A violência contra a mulher é uma velha história, tão antiga quanto a humanidade, mas não pode mais ser tolerada. O título de um livro coletivo, num brique dominical de Montpellier, sob os arcos do aqueduto São Clemente, obra monumental do século XVIII, me faz pensar um pouco sobre o assunto: Homem, esse animal de sorriso tão doce.
O título remetia à espécie humana, não ao masculino, mas é sabido que mais letal tem o sido o macho humano, um predador impiedoso. Uma campanha em Montpellier denuncia a violência masculina com sapatos femininos colados nas paredes dos prédios de ruas de grande movimento de pedestres. “O amor não mata, homens violentos, sim”, diz o slogan dessa impactante interpelação aos passantes.
A ONG “Tricoteiras histéricas” é responsável por essa campanha contra o feminícidio. Até agora, em 2025, 62 mulheres foram mortas por seus maridos ou ex-maridos em Montpellier. O machismo é devastador.

Ao longo dos séculos mesmo gênios da arte ou da ciência usaram e abusaram das mulheres. Charles Dickens, o escritor que mais denunciou a violência contra os miseráveis do século XIX, teve dez filhos com Catherine Hoggart. Dickens tentou interná-la num hospital psiquiátrico quando perdeu o interesse físico por ela, acusando-a de ser desleixada com a aparência. Ele a traía, mas negava. A separação pesou mais sobre ela, que sofreu com o julgamento de familiares e conhecidos.
Alguns historiadores garantem que Mileva, primeira esposa de Albert Einstein, foi colaboradora do marido em artigos científicos e responsável por cálculos essenciais para as suas descobertas.

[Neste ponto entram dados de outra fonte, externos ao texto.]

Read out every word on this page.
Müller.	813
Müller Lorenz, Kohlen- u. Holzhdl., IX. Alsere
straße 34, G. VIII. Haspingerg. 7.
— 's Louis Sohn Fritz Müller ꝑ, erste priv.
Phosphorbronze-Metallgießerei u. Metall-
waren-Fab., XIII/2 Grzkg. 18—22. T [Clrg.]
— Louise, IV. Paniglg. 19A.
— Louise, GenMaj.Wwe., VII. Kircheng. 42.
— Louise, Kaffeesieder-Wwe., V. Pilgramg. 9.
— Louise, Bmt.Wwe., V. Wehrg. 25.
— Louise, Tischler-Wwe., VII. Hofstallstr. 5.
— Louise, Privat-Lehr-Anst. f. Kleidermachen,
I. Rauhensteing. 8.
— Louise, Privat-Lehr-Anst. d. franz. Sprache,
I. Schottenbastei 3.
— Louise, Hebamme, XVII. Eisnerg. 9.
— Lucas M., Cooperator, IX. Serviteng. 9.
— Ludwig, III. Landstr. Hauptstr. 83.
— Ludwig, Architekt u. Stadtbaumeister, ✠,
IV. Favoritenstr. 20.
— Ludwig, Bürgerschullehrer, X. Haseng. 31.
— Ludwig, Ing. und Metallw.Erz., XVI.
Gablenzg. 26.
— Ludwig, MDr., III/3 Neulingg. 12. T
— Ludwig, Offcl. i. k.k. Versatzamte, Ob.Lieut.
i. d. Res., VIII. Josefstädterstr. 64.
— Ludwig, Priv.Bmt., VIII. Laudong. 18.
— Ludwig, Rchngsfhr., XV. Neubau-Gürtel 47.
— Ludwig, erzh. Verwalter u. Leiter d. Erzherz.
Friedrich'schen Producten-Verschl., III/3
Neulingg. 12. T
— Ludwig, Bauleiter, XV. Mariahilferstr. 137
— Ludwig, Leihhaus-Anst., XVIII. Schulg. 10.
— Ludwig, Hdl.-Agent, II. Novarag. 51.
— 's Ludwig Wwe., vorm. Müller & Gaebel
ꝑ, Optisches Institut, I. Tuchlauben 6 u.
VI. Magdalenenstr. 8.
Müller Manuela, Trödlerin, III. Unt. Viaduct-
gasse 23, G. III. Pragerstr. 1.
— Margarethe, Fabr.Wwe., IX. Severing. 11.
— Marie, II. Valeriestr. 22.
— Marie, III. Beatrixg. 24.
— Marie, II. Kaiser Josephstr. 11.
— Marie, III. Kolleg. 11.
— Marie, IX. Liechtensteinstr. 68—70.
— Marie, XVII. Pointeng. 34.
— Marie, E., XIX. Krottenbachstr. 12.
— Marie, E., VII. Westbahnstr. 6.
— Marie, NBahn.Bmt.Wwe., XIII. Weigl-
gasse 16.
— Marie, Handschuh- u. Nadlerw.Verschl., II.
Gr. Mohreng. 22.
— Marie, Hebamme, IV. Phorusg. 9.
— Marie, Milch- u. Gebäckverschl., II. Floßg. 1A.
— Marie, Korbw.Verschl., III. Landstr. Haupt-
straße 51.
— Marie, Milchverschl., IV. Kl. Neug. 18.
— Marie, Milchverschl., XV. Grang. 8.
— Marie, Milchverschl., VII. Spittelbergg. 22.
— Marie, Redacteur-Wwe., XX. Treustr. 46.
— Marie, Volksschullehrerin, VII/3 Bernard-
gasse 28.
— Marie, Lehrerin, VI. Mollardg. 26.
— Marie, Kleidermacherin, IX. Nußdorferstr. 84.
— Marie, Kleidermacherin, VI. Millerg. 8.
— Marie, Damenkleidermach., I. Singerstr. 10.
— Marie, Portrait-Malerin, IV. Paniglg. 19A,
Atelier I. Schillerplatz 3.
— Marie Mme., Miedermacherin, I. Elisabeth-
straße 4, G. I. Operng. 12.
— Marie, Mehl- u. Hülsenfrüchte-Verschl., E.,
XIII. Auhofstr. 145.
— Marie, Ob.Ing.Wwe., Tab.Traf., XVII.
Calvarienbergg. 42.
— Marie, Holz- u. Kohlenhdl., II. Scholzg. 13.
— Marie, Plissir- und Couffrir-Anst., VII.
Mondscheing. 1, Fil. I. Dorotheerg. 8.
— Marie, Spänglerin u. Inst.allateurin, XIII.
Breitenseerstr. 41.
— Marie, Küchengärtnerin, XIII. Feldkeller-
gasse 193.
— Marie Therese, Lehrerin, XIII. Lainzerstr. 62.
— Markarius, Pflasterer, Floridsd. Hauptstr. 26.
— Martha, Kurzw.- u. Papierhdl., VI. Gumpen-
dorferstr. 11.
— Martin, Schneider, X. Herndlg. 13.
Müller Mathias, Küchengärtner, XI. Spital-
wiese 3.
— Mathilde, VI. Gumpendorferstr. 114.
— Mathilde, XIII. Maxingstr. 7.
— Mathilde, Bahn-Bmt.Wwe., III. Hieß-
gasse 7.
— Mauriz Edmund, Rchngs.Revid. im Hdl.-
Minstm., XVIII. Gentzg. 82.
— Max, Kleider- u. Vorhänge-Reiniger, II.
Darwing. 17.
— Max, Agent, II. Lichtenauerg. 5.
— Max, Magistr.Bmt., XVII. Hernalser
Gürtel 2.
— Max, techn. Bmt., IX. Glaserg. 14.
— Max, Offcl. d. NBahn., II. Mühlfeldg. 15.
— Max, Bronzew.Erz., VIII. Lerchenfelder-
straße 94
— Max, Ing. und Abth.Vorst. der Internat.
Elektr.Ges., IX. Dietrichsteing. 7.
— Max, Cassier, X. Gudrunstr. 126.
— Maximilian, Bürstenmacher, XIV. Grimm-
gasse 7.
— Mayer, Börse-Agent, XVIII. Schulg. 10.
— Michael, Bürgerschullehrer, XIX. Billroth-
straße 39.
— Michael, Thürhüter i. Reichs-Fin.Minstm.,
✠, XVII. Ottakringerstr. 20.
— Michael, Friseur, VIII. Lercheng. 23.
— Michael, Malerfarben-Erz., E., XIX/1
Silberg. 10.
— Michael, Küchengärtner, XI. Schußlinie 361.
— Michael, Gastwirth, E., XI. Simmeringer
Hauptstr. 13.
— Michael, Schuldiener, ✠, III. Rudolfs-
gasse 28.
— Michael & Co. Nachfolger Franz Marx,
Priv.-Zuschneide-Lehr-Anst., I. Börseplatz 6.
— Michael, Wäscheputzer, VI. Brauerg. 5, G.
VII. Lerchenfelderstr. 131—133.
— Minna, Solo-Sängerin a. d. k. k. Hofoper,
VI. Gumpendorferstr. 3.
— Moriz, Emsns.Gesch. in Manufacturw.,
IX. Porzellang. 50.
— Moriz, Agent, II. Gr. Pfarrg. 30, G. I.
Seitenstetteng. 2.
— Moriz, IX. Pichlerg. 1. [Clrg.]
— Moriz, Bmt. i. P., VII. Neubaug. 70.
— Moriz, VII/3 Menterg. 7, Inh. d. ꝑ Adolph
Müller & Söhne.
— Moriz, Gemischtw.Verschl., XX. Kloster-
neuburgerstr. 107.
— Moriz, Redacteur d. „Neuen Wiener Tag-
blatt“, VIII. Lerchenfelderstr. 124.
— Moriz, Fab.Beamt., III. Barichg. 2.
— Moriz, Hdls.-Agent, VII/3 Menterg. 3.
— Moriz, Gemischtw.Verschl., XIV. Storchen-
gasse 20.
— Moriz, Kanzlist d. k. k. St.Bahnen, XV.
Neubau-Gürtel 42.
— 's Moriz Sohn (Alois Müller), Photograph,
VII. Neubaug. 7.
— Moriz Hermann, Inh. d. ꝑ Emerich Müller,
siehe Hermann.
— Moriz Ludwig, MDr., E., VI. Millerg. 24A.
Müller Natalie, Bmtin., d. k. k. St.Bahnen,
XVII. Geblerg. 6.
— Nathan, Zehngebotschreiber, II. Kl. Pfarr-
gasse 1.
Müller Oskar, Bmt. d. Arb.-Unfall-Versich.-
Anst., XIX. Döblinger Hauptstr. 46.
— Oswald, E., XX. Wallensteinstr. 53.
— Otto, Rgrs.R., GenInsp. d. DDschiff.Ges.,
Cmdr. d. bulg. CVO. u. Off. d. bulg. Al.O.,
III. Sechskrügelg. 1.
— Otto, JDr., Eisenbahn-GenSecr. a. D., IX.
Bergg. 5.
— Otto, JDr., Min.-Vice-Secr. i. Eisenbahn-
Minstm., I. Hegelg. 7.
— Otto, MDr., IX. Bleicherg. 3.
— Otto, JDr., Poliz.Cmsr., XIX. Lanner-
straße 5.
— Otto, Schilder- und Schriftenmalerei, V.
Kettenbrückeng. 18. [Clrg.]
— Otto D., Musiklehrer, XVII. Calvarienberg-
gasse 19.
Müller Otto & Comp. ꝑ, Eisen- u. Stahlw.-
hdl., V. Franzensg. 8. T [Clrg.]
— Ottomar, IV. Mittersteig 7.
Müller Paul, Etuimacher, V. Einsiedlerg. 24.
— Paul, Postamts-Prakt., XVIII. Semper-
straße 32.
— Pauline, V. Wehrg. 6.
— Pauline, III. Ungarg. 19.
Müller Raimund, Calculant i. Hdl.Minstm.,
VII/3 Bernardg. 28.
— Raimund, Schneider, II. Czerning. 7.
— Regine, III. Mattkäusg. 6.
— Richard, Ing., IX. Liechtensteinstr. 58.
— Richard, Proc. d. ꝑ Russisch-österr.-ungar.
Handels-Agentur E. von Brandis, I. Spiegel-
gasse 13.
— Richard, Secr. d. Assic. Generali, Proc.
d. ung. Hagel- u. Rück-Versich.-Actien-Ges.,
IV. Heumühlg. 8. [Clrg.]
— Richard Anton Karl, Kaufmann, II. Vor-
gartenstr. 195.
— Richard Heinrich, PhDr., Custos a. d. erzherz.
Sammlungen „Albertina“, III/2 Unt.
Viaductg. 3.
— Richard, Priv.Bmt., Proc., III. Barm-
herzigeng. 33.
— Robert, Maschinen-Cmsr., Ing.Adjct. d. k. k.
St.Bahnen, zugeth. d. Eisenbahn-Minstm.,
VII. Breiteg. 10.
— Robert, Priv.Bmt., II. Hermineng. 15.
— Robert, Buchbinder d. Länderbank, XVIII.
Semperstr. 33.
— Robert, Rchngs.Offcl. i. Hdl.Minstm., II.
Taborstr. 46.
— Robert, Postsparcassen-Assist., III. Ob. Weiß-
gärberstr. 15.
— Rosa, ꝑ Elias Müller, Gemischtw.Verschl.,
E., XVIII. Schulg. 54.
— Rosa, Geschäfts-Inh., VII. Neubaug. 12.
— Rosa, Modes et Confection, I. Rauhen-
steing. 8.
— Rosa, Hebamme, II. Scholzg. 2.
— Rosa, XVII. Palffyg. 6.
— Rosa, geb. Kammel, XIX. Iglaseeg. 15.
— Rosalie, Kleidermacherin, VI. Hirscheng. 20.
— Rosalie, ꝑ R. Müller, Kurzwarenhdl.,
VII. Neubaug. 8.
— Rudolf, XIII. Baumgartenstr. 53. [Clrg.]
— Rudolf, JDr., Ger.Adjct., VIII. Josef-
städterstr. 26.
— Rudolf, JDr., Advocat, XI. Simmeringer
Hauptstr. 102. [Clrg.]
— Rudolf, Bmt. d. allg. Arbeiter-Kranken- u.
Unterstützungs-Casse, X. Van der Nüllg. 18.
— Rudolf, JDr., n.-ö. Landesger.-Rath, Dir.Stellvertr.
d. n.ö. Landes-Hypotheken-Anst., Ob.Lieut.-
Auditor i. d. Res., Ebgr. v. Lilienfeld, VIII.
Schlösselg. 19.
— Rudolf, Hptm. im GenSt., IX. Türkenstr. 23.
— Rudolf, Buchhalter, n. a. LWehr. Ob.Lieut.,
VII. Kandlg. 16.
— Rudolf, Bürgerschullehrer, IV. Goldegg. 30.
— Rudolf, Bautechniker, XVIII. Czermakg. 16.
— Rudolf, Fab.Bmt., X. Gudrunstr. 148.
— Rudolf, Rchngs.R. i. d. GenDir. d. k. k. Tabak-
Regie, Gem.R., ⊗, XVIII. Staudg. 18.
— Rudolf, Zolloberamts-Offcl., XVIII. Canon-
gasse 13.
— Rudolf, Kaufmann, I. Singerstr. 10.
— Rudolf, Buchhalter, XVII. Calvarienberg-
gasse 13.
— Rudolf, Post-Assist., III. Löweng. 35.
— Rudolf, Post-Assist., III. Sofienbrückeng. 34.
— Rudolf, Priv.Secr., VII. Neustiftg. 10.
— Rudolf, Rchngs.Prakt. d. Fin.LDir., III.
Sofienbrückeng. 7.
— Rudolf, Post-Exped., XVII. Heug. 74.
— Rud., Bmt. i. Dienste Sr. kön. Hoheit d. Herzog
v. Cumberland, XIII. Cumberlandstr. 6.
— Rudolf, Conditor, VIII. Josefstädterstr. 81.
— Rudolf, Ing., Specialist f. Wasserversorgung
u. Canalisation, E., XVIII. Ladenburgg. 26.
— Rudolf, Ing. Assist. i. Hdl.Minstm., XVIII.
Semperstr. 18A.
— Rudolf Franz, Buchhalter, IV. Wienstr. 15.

O casamento acabou em divórcio conturbado. Ela jamais ganhou créditos pelo que fez ou pode ter feito e só teve uma compensação: ficar com o dinheiro do Nobel de Einstein para a criação dos filhos. No Instituto Politécnico de Zurique ela chegava a tirar notas mais altas do que ele. O casamento tornou-a invisível. Vivia para o esposo poder se destacar. O machismo não sabia lidar com mulheres brilhantes.
O escritor norte-americano Ernest Hemingway casou-se quatro vezes, com Hadley, Pauline, Martha e Mary. Pauline Pfeiffer aproximou-se como amiga de Hadley. Casou-se com Ernest. Fez tudo por ele. Deu as condições materiais, inclusive casa, para ele produzir suas obras.

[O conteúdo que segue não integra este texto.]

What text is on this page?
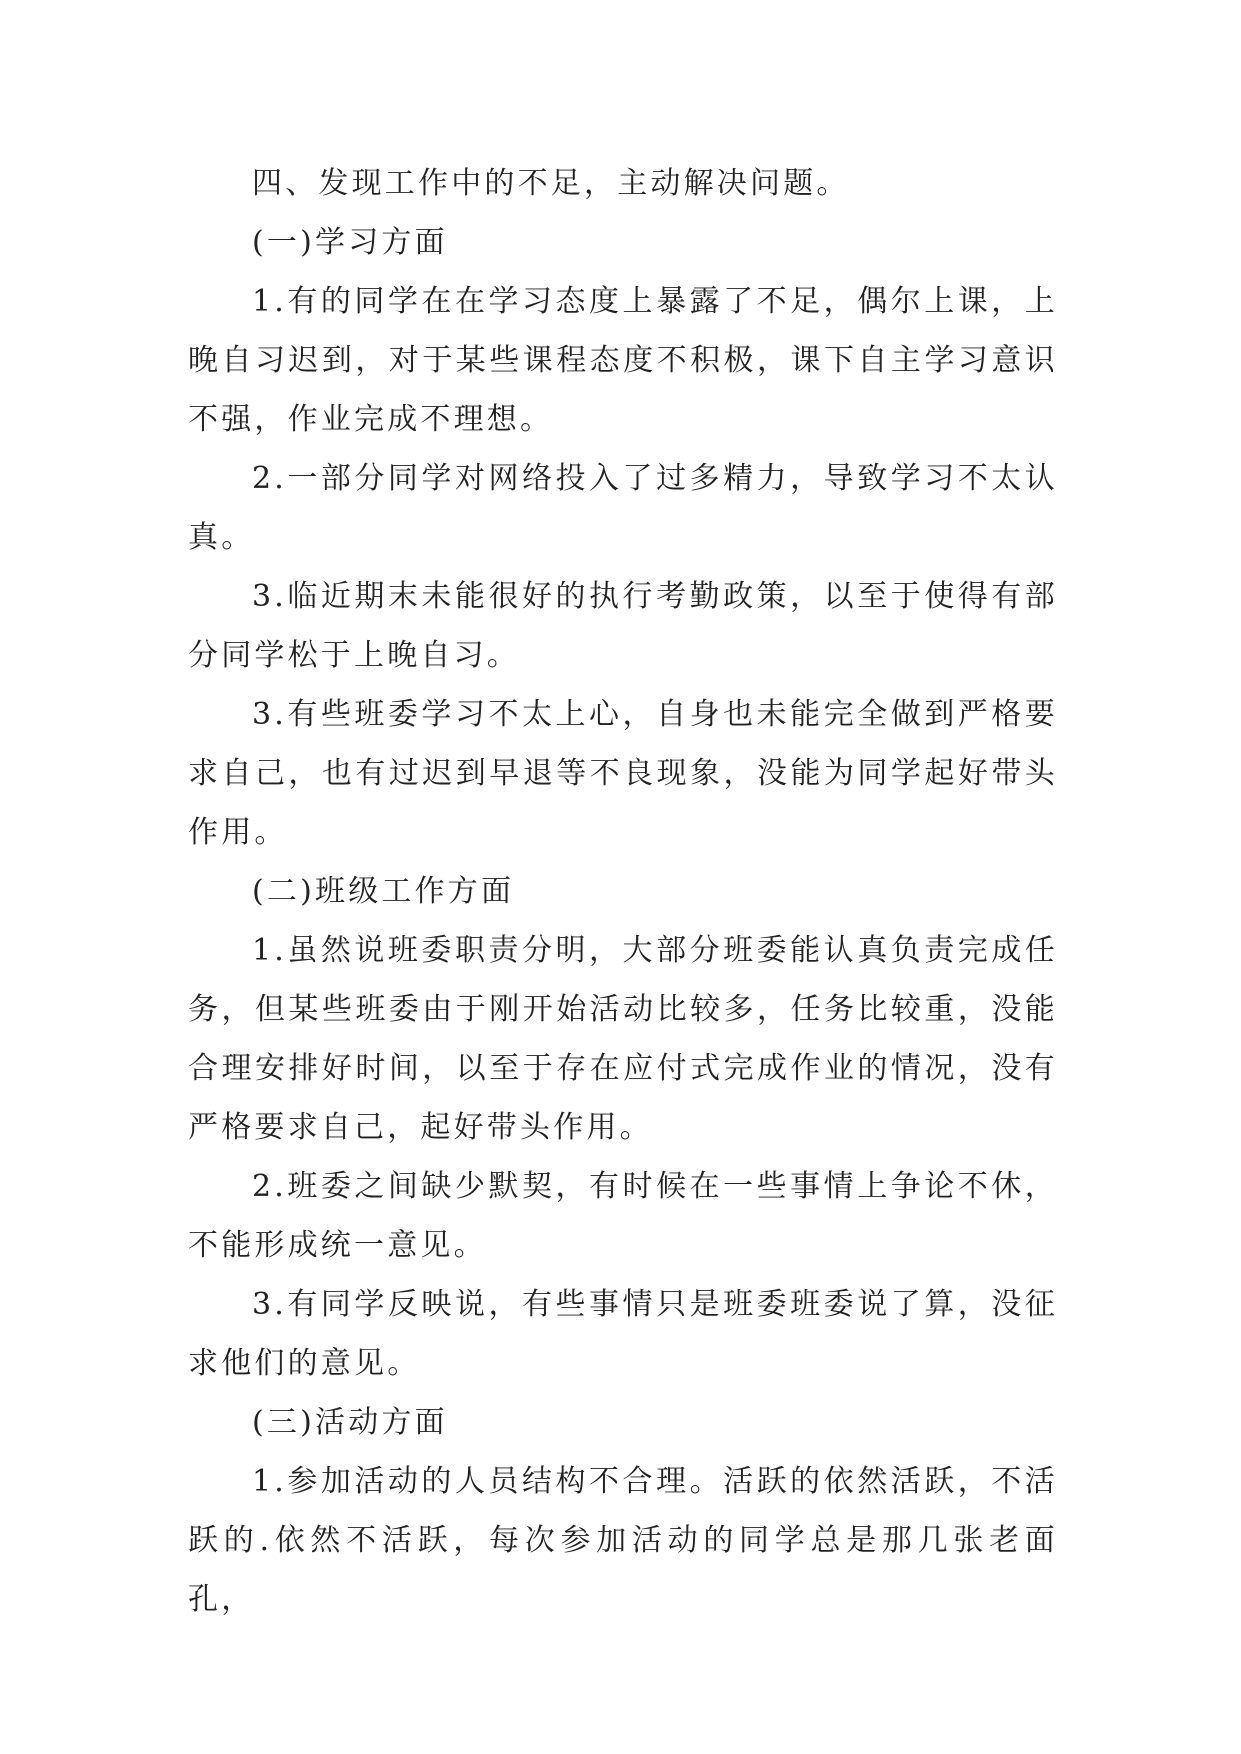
四、发现工作中的不足，主动解决问题。

(一)学习方面

1.有的同学在在学习态度上暴露了不足，偶尔上课，上晚自习迟到，对于某些课程态度不积极，课下自主学习意识不强，作业完成不理想。

2.一部分同学对网络投入了过多精力，导致学习不太认真。

3.临近期末未能很好的执行考勤政策，以至于使得有部分同学松于上晚自习。

3.有些班委学习不太上心，自身也未能完全做到严格要求自己，也有过迟到早退等不良现象，没能为同学起好带头作用。

(二)班级工作方面

1.虽然说班委职责分明，大部分班委能认真负责完成任务，但某些班委由于刚开始活动比较多，任务比较重，没能合理安排好时间，以至于存在应付式完成作业的情况，没有严格要求自己，起好带头作用。

2.班委之间缺少默契，有时候在一些事情上争论不休，不能形成统一意见。

3.有同学反映说，有些事情只是班委班委说了算，没征求他们的意见。

(三)活动方面

1.参加活动的人员结构不合理。活跃的依然活跃，不活跃的.依然不活跃，每次参加活动的同学总是那几张老面孔，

Perdeu o lugar para outra nova amiga, Martha Guellhorn. Hemingway teria ciúmes do trabalho dela. Martha chegou antes dele na Normandia para a cobertura dos grandes fatos do fim da Segunda Guerra Mundial. Em Paris, no Ritz, ele receberia a visita de outra jornalista, Mary Welsh, com quem amarraria o seu último casamento.
Uma das histórias mais conhecidas é a de Francis Scott Fitzgerald e Zelda. Ele a sugou, humilhou e inviabilizou.
A bela e brilhante Zelda acabou internada em hospital psiquiátrico. O marido não suportava a ideia de que ela pudesse ser tão boa ou melhor do que ele. Zelda foi apagada pelo homem que amava.
Esses homens não mataram as suas mulheres. Eles as usaram, dispensaram, ofenderam, submeteram aos seus fins e aos seus meios.
Se eram gênios à frente do tempo em que viveram quanto ao que faziam, eram como qualquer medíocre em relação aos costumes vigentes.
O animal de sorriso tão doce pode exibir um esgar.